悟り切れない人々の煩悩を開かせようとする仏心を示してしていると言われる。








2)千手観音菩薩





詳しくは千手千眼観音菩薩と称し、千の慈眼と千の慈手を具備して一切の衆生のために地獄の苦悩を救済し、諸願成就、産業平穏を司る。

千という数は沢山無数の意味をもつもので、観音の救済の手の及ぶ範囲が広大で無量であることを表しているものである。

全ての衆生に利益と安楽を与える観音で、この世のあらゆる出来事を見通し、救済の手を差しのべるという誓願を持つことから、慈悲の心が無限にあることを示している。

四十の手の意味は、化仏手、羅索手、施無畏手、白払手、誹謗手等いろいろの意味を持っていて、他の観音菩薩の御手の意味にも通じている。













(3)十一面観音菩薩




十種の誓願を持つ観音の変化身で、その誓願を示すために十一面を具した姿に現されている。

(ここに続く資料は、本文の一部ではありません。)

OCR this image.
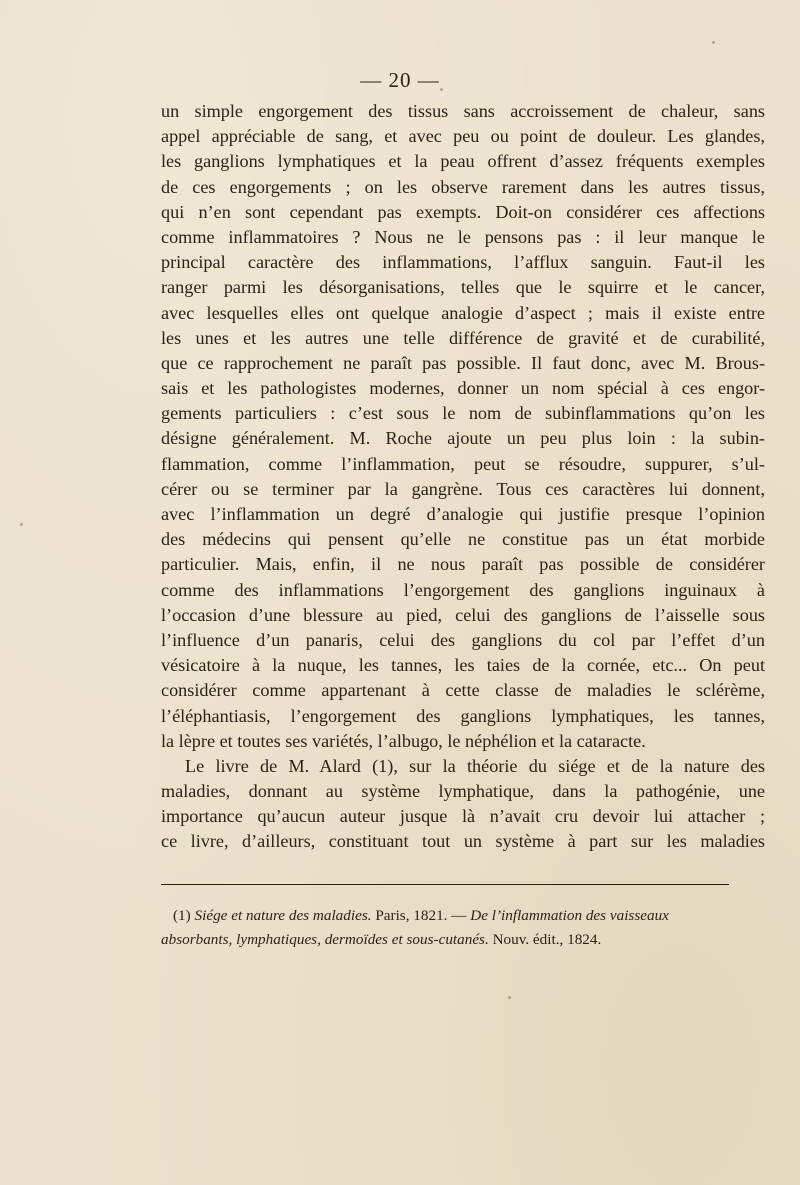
— 20 —
un simple engorgement des tissus sans accroissement de chaleur, sans
appel appréciable de sang, et avec peu ou point de douleur. Les glandes,
les ganglions lymphatiques et la peau offrent d’assez fréquents exemples
de ces engorgements ; on les observe rarement dans les autres tissus,
qui n’en sont cependant pas exempts. Doit-on considérer ces affections
comme inflammatoires ? Nous ne le pensons pas : il leur manque le
principal caractère des inflammations, l’afflux sanguin. Faut-il les
ranger parmi les désorganisations, telles que le squirre et le cancer,
avec lesquelles elles ont quelque analogie d’aspect ; mais il existe entre
les unes et les autres une telle différence de gravité et de curabilité,
que ce rapprochement ne paraît pas possible. Il faut donc, avec M. Brous-
sais et les pathologistes modernes, donner un nom spécial à ces engor-
gements particuliers : c’est sous le nom de subinflammations qu’on les
désigne généralement. M. Roche ajoute un peu plus loin : la subin-
flammation, comme l’inflammation, peut se résoudre, suppurer, s’ul-
cérer ou se terminer par la gangrène. Tous ces caractères lui donnent,
avec l’inflammation un degré d’analogie qui justifie presque l’opinion
des médecins qui pensent qu’elle ne constitue pas un état morbide
particulier. Mais, enfin, il ne nous paraît pas possible de considérer
comme des inflammations l’engorgement des ganglions inguinaux à
l’occasion d’une blessure au pied, celui des ganglions de l’aisselle sous
l’influence d’un panaris, celui des ganglions du col par l’effet d’un
vésicatoire à la nuque, les tannes, les taies de la cornée, etc... On peut
considérer comme appartenant à cette classe de maladies le sclérème,
l’éléphantiasis, l’engorgement des ganglions lymphatiques, les tannes,
la lèpre et toutes ses variétés, l’albugo, le néphélion et la cataracte.
Le livre de M. Alard (1), sur la théorie du siége et de la nature des
maladies, donnant au système lymphatique, dans la pathogénie, une
importance qu’aucun auteur jusque là n’avait cru devoir lui attacher ;
ce livre, d’ailleurs, constituant tout un système à part sur les maladies
(1) Siége et nature des maladies. Paris, 1821. — De l’inflammation des vaisseaux
absorbants, lymphatiques, dermoïdes et sous-cutanés. Nouv. édit., 1824.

正面三面が菩薩面で慈悲静寂の相、左三面が分怒の相、右三面が菩薩面に似ているが、白い利芽が出ている面、後方の一面が暴悪の相の笑面、頂上の一面が如来面となっている。

各々の面の頭に化仏が安置されている。

左手は蓮華を挿した水瓶を持ち、右手に施無畏印をなす。その功徳は十種の勝利に見られる如く、生活に必要な物資は豊富に恵まれ、生活を脅かす自然の災害や他人の迫害を逃れ、無病息災で死後は阿弥陀の浄土に往生出来るとされている。















4)不空羅索観音菩薩



不空羅索観音の羅は、鳥や獣を捕える網のことであり、索は魚を釣る糸のことである。

観音菩薩はその大慈悲から四摂法(布施、愛語、利行、同事)と言う方便の網を煩悩の山野に張り巡らし、迷える衆生を捕え、生死の輪廻の苦海に糸を垂らし、沈倫している衆生を索の糸で釣って救って下さる。

しかし、世間の羅索は捕り損ないがあるが、この観音の羅索は失敗がなく、空でないゆえに不空と名付けられている。
















(5)馬頭観音菩薩



観音菩薩は慈悲の尊として、柔和なお姿が多いが、馬頭観音は恐ろしい姿の分怒の相をしている。

これは性根の悪い不良の徒や、因果の道理を知らず仏法を誹謗し、五逆罪を犯す人などは、菩薩相の柔和なお姿では教化が出来ない。

ゆえに威力をもった明王のような分怒の相に変化して、大慈悲をもって救済される。

頭上に特殊な徳を馬の形を借りて馬頭を象徴して示している。

その徳の顔の数、手の数は様々である。
2本の手は印を結び合掌し、それ以外の手には蓮華、数珠、宝剣等を持っている。

交通安全や戦争、災害の除去に功徳があるとされている。








(6)如意輪観音菩薩



如意は如意宝珠の意味で、欲しいと思うものはどんなものでも生む珠の意のことである。

輪は法輪のことであり、如意輪観音は如意宝珠の三昧に住して
法輪を転じて、衆生の迷いを取り除き利益を与える変化観音である。

如意輪観音は福・智の二徳をもって、衆生に富貴・資材・威徳を皆成就させ、福徳智能が意の如く満足させて下さるのである。

お姿は普通一面六臂像であるが一面二・四・八・十・十二臂等もある。










(7)准低観音菩薩



准低観音は仏母准低、准低仏母、尊那仏母と仏母が付けて呼ばれており、また七倶低仏母、詳しくは七倶低仏母准低観音とも称せられている。

准低は清浄を意味し、倶低は数量を数える語で、七倶低は七億などと大量の意味を表し、この尊の功徳が広大無辺であることを形容しているものである。

災難を除き、寿命を長久成らしめる、子宝が欲しい、病気治療、降雨等皆夫々の寛大にして広大なるご利益を与えて下さる観音様とされている。


お姿は一面八・十八臂の二種類の像だけといって差し支えないほど種類は少ない。